Et en effet l’homme ne bougeait pas ; sa figure exprimait l’angoisse ; on voyait qu’il aurait voulu obéir à l’ordre qui lui était donné, mais que cela lui était impossible.
Quand je pensai que le Premier Ministre devait être convaincu de ma puissance occulte, je fis un autre signe.
Aussitôt l’homme embrassa le tronc de l’arbre de ses deux mains et se mit à grimper avec une agilité telle que, en quelques secondes, il atteignit le sommet de l’arbre.
– Maintenant, dis-je à Rainilaïarivony, que Ton Excellence lui ordonne de descendre.
Mais pas plus qu’il n’avait obéi au premier ordre, le soldat n’obéissait au second. Il demeurait posé sur sa branche, comme un oiseau, sans donner la moindre marque qu’il se décidât à quitter son perchoir.
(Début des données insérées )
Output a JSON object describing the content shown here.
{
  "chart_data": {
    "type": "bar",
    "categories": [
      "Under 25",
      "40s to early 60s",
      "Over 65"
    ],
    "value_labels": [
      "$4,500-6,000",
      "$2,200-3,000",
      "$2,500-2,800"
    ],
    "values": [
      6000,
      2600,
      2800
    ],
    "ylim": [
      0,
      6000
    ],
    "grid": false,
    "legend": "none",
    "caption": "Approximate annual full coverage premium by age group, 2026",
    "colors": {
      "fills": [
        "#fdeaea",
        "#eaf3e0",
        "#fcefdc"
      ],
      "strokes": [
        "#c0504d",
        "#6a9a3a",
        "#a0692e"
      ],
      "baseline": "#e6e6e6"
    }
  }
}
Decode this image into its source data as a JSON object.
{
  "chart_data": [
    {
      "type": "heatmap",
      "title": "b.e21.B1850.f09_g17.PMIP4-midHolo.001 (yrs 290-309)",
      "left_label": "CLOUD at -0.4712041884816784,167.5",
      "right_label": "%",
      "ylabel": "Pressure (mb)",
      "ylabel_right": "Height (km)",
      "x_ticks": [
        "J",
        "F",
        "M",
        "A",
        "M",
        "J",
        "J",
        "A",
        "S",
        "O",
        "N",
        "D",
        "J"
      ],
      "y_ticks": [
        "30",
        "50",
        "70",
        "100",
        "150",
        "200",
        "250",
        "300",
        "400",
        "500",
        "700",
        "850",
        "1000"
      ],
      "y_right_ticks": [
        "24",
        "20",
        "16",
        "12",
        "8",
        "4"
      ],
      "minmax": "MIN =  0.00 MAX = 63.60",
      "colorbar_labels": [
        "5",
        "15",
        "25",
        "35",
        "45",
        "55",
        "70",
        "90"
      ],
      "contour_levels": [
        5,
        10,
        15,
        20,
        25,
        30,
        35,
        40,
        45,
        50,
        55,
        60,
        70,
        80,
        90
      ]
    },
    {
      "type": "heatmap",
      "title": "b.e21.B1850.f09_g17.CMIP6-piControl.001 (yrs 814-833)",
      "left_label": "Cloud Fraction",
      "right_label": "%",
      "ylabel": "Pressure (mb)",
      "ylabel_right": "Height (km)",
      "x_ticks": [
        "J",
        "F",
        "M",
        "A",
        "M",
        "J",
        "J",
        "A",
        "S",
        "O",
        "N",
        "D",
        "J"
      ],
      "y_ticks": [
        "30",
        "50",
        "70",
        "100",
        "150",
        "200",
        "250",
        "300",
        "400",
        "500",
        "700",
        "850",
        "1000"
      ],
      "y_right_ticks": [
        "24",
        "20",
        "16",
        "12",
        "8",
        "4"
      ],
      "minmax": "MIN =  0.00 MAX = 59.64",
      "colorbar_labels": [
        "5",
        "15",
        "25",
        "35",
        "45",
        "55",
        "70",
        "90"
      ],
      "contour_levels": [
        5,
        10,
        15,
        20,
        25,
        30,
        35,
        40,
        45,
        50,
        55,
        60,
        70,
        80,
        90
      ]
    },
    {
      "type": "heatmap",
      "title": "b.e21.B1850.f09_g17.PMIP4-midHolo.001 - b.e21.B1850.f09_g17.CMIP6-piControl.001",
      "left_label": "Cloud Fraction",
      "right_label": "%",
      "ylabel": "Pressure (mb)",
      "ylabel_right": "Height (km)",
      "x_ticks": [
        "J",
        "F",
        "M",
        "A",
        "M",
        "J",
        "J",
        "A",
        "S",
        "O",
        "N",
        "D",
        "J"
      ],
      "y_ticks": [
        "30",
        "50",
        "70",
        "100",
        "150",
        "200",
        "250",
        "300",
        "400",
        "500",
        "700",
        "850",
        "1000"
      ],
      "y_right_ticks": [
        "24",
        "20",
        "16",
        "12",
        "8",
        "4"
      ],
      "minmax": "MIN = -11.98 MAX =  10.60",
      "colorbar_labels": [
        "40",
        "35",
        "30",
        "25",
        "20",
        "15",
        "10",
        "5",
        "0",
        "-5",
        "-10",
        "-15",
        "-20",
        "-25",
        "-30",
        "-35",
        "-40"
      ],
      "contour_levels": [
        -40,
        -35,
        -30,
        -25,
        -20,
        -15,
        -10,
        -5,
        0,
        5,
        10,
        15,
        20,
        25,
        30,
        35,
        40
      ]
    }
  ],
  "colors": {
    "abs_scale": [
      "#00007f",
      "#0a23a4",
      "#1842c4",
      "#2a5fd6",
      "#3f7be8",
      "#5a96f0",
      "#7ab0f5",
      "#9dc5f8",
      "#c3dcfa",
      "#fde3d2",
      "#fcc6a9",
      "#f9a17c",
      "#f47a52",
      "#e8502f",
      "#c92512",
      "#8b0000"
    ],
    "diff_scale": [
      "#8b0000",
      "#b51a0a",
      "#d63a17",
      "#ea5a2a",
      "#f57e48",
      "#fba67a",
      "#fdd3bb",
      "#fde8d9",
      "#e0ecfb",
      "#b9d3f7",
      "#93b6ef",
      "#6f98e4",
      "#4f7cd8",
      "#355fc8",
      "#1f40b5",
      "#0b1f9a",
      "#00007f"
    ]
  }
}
C’est seulement quand je lui en eus accordé la permission qu’il put regagner la terre ferme, bien inquiet au sujet de la manière dont il serait reçu par le Premier Ministre ; mais celui-ci ne songeait pas à lui adresser la moindre réprimande. Il était tout à la surprise et à l’admiration que lui faisait éprouver cette nouvelle preuve de mon pouvoir suggestif, et il ne lui arriva plus de le mettre en doute.